Evet Pelin / bu son olsun,
Her neyse adı, bunun da bir kibrit alevi kadar ömrü olsun..
Ama inan bana,
Cümlelerinde devrim yaptığım satırlar,
Mantar kafalı şarap şişesinde gelmedi bana,
Bütün dünyayı içine almaya çalışan tamahkar yüreğin,
Kılcal köprülerinden geçerek ulaştı menziline,
Ulaştı mı / bilemem..
Şimdi, gözlerimde yorgunluğun belirtisi / başımı yastığa çeken,
Uyumak ve uyanmamak üzere huzur arayışı ki sorma / adı yok,
Tanımlayamadıklarımla alıp başımı gitme isteği / neresi olursa,
İki kişilik bir ülke var mı..?
Adım gibi biliyorum / gülüyorsun,
Ben realistim güzelim / tabi ki yok..
Belki herkes aşk zannetti,
Kutladı / seni, beni..
Kimi olağan bir şiir diye okudu / seni,
Ben değil şiir yanım yarattı seni..
Hiçbir aşkın sonunu merak etmedim / demiştim ya,
Nasılsa bitecek / ıslanmaya gelemem,
Evet aynen öyle,
Benim yağmurlarım hep içime yağar / sevdim diyemem,
Beyaz gömlek altına, kirli atlet giyemem.
Aslında Pelin,
En büyük aşklarımı tahmin edemeyeceğin mekanlarda yaşadım,
Hayata sıkı sıkıya bağlı gözlerin retinalarında,
Nasırlaşmış ellerin sıcacık ayalarında,
Gecenin bir yarısı balık ekmek arasında,
Sokak çocuklarının titrek bedenlerinde tanıdım aşkı..

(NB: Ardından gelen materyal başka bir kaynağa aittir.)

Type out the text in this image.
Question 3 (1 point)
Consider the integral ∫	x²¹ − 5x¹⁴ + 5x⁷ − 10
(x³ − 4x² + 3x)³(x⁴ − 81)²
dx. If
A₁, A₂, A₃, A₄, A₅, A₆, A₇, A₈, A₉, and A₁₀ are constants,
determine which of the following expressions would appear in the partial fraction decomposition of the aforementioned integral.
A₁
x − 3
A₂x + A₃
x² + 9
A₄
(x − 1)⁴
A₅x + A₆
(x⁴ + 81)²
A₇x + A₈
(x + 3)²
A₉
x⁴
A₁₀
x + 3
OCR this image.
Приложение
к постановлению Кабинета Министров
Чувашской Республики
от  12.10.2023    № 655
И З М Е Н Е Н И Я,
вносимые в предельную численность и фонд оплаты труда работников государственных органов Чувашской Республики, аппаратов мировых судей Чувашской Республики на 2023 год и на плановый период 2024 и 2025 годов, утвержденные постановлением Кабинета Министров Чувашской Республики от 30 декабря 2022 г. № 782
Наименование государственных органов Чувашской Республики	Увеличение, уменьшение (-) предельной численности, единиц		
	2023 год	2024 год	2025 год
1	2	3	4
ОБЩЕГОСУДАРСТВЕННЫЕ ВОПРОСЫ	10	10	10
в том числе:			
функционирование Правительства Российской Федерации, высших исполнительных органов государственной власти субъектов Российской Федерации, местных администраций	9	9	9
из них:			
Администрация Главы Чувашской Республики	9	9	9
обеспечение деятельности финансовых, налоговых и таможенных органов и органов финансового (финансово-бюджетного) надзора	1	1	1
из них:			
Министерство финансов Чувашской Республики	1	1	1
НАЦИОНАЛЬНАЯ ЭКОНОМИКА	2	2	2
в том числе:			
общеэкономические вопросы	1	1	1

Lösemili bir çocuğun zeytin tanelerinde,
Huzur evinde yalnızlığa mahkum ninenin şefkatinde,
Soğuk gecelerde sokak çocuklarıyla şapırdattığım işkembe çorbasında,
Mendebur bir gecede / trafik ışıklarında beklerken,
Elime tutuşturulmuş selpak mendilde yaşadım aşkı.
Ben hiçbir aşkımı iki kişilik yaşamadım Pelin..
Sen öleceğini bile bile gülebilir misin.?
Sen bayram sabahları gelmeyeni beklemek nasıldır bilir misin.?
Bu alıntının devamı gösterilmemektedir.